This is the sort of novel writers dream of writing, at least those hoping to loiter in cool bars with ceiling fans and be the next Hemmingway. It’s continents from the current popularity of misery-lit and its ‘families with a secret spanning generations’, and girls on trains. Osborne’s protagonist Robert Grieve is actually running away from such dramas; from the conformity of his teaching job and daytime ITV, to the sunbaked streets of Thailand and Cambodia. It captures the sort of atmosphere only novels can. It might make a movie, but never a computer game, this steaming cocktail of history, lust and hate only truly breathes on the page. Anyone with unresolved wanderlust would be ill-advised to read this book.
Plenty of travellers plan to write. To sway on hammocks between the timeless palms, but few ever do (probably for the best). But, most significantly they return home. Majority of travellers simply collect some anecdotes, and a STD, before accepting their fate to swap oysters for an Oyster card and a career in marketing. There’s nothing wrong with that, but some people stay out there. And write. As Lawrence Osborne has done; both he and his protagonist Robert Grieve, are lost out there in the haze. It’s as inspiring as it is depressing for those of us who aren’t.

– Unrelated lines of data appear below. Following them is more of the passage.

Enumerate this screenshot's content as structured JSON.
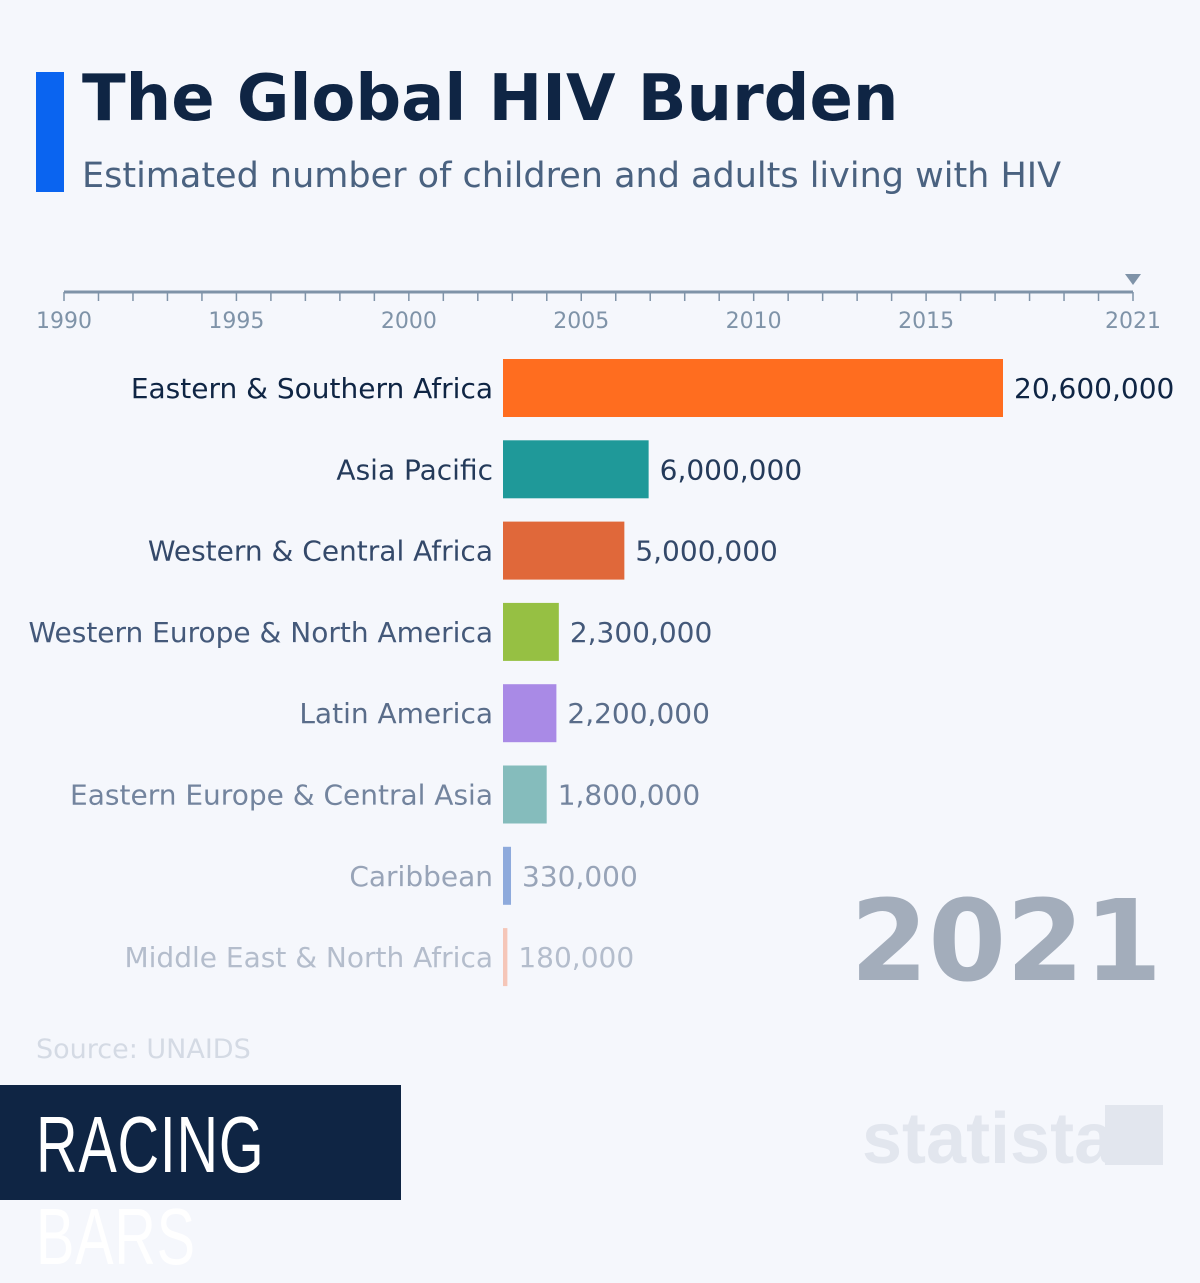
{
  "title": "The Global HIV Burden",
  "subtitle": "Estimated number of children and adults living with HIV",
  "source": "Source: UNAIDS",
  "brand_label": "RACING BARS",
  "logo_text": "statista",
  "chart_data": {
    "type": "bar",
    "orientation": "horizontal",
    "current_year": "2021",
    "timeline": {
      "start": 1990,
      "end": 2021,
      "tick_labels": [
        "1990",
        "1995",
        "2000",
        "2005",
        "2010",
        "2015",
        "2021"
      ]
    },
    "categories": [
      "Eastern & Southern Africa",
      "Asia Pacific",
      "Western & Central Africa",
      "Western Europe & North America",
      "Latin America",
      "Eastern Europe & Central Asia",
      "Caribbean",
      "Middle East & North Africa"
    ],
    "values": [
      20600000,
      6000000,
      5000000,
      2300000,
      2200000,
      1800000,
      330000,
      180000
    ],
    "value_labels": [
      "20,600,000",
      "6,000,000",
      "5,000,000",
      "2,300,000",
      "2,200,000",
      "1,800,000",
      "330,000",
      "180,000"
    ],
    "colors": [
      "#ff6d1f",
      "#1f9999",
      "#e0683a",
      "#96c043",
      "#a98ae6",
      "#85bcbc",
      "#8eaadc",
      "#f5c6b8"
    ],
    "label_colors": [
      "#0f2544",
      "#243a5a",
      "#34496a",
      "#44597a",
      "#5a6d8a",
      "#73849e",
      "#98a4b8",
      "#b4bdcc"
    ]
  }
}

The most striking element of Hunters in the Dark is Osborne’s disregard for writing rules advising against describing weather. The muggy heat and storm clouds hang overhead as rain explodes in the road, and the narrative builds like the monsoon heat; without its weather they’d only be half the novel, and this is not a criticism.
As with his previous novel, The Forgiven, the story involves the darkness at the fringe of the road, beyond the pool of unreliable streetlight, where the jungle begins and civilisation wobbles. It explores the possibility of Robert Grieve taking another man’s identity, one that has been forced upon him, and how that affects the world around him.
Osborne’s prose is effortlessly poetic without you hating it: ‘The river ran between mud and chalk banks and in high summer there was a feeling of death and stillness upon it, abandoned tankers rusting in the shallows…’
He’s compared to Graham Greene so frequently that it’s a shock when Osborne actually
mentions him, but anyone thinking of escaping needs to read this, to taste the embrace of aimlessness and the danger of drifting into night’s shadows beyond the sun-scorched days. As he falls deeper into the country with a keen memory and a harsh violence that belies the idyll. The changing PoV is sometimes disconcerting but it escalates the tension, and you’re left with a sense of justice that could have so easily have gone wrong. It reads like a lost classic, yet it’s contemporary. It feels good to line the pockets of a living author, rather than his estate. Osborne is a precious find, and as with many good authors, feels like your secret alone.